Sunshine Dream is the third double-album compilation of the Beach Boys' music to be compiled by their former label, Capitol Records (following the earlier Endless Summer and Spirit of America). Released in 1982, the album features singles and album tracks ranging from 1964 to 1969, and it is the first time "The Beach Boys Medley" appears on an album; it reached number 12 in 1981 as a single.
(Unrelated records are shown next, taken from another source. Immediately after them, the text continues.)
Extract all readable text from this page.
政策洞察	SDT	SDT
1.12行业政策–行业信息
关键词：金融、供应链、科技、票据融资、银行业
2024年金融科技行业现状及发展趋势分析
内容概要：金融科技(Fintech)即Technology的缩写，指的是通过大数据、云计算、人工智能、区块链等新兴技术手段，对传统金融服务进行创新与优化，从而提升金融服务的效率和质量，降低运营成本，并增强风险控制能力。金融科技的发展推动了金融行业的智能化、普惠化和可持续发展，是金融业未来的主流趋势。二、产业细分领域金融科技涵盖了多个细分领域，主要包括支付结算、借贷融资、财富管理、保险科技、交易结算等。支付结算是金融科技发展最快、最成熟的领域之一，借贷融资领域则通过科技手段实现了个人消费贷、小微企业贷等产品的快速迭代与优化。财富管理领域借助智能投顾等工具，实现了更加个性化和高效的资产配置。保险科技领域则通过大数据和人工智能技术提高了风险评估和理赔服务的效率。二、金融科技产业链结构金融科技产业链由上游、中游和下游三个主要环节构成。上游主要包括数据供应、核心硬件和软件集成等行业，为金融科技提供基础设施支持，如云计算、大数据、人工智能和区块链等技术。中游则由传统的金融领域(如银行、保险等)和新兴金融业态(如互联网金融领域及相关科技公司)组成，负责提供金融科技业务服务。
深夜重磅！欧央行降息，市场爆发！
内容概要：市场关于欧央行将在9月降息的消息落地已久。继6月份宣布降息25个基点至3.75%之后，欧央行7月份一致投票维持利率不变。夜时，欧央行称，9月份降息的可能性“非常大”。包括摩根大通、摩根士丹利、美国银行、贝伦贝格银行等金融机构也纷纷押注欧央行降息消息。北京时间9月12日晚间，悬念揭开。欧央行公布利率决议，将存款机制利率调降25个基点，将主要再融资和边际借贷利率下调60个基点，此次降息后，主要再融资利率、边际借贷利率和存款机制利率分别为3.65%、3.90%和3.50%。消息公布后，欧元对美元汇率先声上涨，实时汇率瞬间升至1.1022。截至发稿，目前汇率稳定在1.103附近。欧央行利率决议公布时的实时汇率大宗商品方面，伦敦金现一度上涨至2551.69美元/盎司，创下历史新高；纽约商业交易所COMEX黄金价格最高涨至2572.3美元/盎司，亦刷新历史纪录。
The album was compiled and released while the Beach Boys were contracted with CBS Records.
Due to the appearance of more recent compilations, Sunshine Dream has long since been out of print.

Professional ratings
Review scores
| Source | Rating |
| AllMusic |  |
| Encyclopedia of Popular Music |  |

==Track listing==
All songs by Brian Wilson and Mike Love, except where noted.

Side 1
| No. | Title | Original album | Length |
|---|---|---|---|
| 1. | "I Can Hear Music" (Jeff Barry, Ellie Greenwich, Phil Spector) | 20/20, 1969 | 2:36 |
| 2. | "Here Today" (Brian Wilson, Tony Asher) | Pet Sounds, 1966 | 2:52 |
| 3. | "Darlin'" | Wild Honey, 1967 | 2:12 |
| 4. | "Caroline, No" (Brian Wilson, Tony Asher) | Pet Sounds | 2:16 |
| 5. | "Aren't You Glad" | Wild Honey | 2:16 |
| 6. | "Good Vibrations" | Smiley Smile, 1967 | 3:36 |

Side 2
| No. | Title | Original album | Length |
|---|---|---|---|
| 1. | "Wouldn't It Be Nice" (Brian Wilson, Tony Asher, Mike Love) | Pet Sounds | 2:22 |
| 2. | "Friends" (Brian Wilson/Carl Wilson/Dennis Wilson/Al Jardine) | Friends, 1968 | 2:30 |
| 3. | "God Only Knows" (Brian Wilson, Tony Asher) | Pet Sounds | 2:49 |
| 4. | "Vegetables" (Brian Wilson, Van Dyke Parks) | Smiley Smile | 2:07 |
| 5. | "How She Boogalooed It" (Mike Love, Bruce Johnston, Al Jardine, Carl Wilson) | Wild Honey | 1:56 |
| 6. | "There's No Other (Like My Baby)" (Phil Spector, Leroy Bates) | Beach Boys' Party!, 1965 | 3:05 |

Side 3
| No. | Title | Original album | Length |
|---|---|---|---|
| 1. | "Heroes and Villains" (Brian Wilson, Van Dyke Parks) | Smiley Smile | 3:36 |
| 2. | "All I Want to Do" (Dennis Wilson, Steve Kalinich) | 20/20 | 2:02 |
| 3. | "Wild Honey" | Wild Honey | 2:37 |
| 4. | "I'm Waiting for the Day" | Pet Sounds | 3:03 |
| 5. | "Cotton Fields" (Huddie Ledbetter) | 20/20 | 3:02 |
| 6. | "Then I Kissed Her" (Phil Spector, Ellie Greenwich, Jeff Barry) | Summer Days (And Summer Nights!!), 1965 | 2:15 |

Side 4
| No. | Title | Original album | Length |
|---|---|---|---|
| 1. | "Sloop John B" (Traditional; arranged by Brian Wilson) | Pet Sounds | 2:56 |
| 2. | "Be Here in the Mornin’" (Brian Wilson, Carl Wilson, Mike Love, Dennis Wilson, Al Jardine) | Friends | 2:16 |
| 3. | "Bluebirds Over the Mountain" (Ersel Hickey) | 20/20 | 2:51 |
| 4. | "Keep an Eye on Summer" (Brian Wilson, Bob Norberg, Mike Love) | Shut Down Volume 2, 1964 | 2:21 |
| 5. | "Do It Again" | 20/20 | 2:25 |
| 6. | "The Beach Boys Medley" | 1981 single | 4:09 |

==Singles==
"The Beach Boys Medley" b/w "God Only Knows" (Capitol A-5030), October 1981 US number 12

Sunshine Dream (Capitol SVBB 12220) hit number 180 in the US.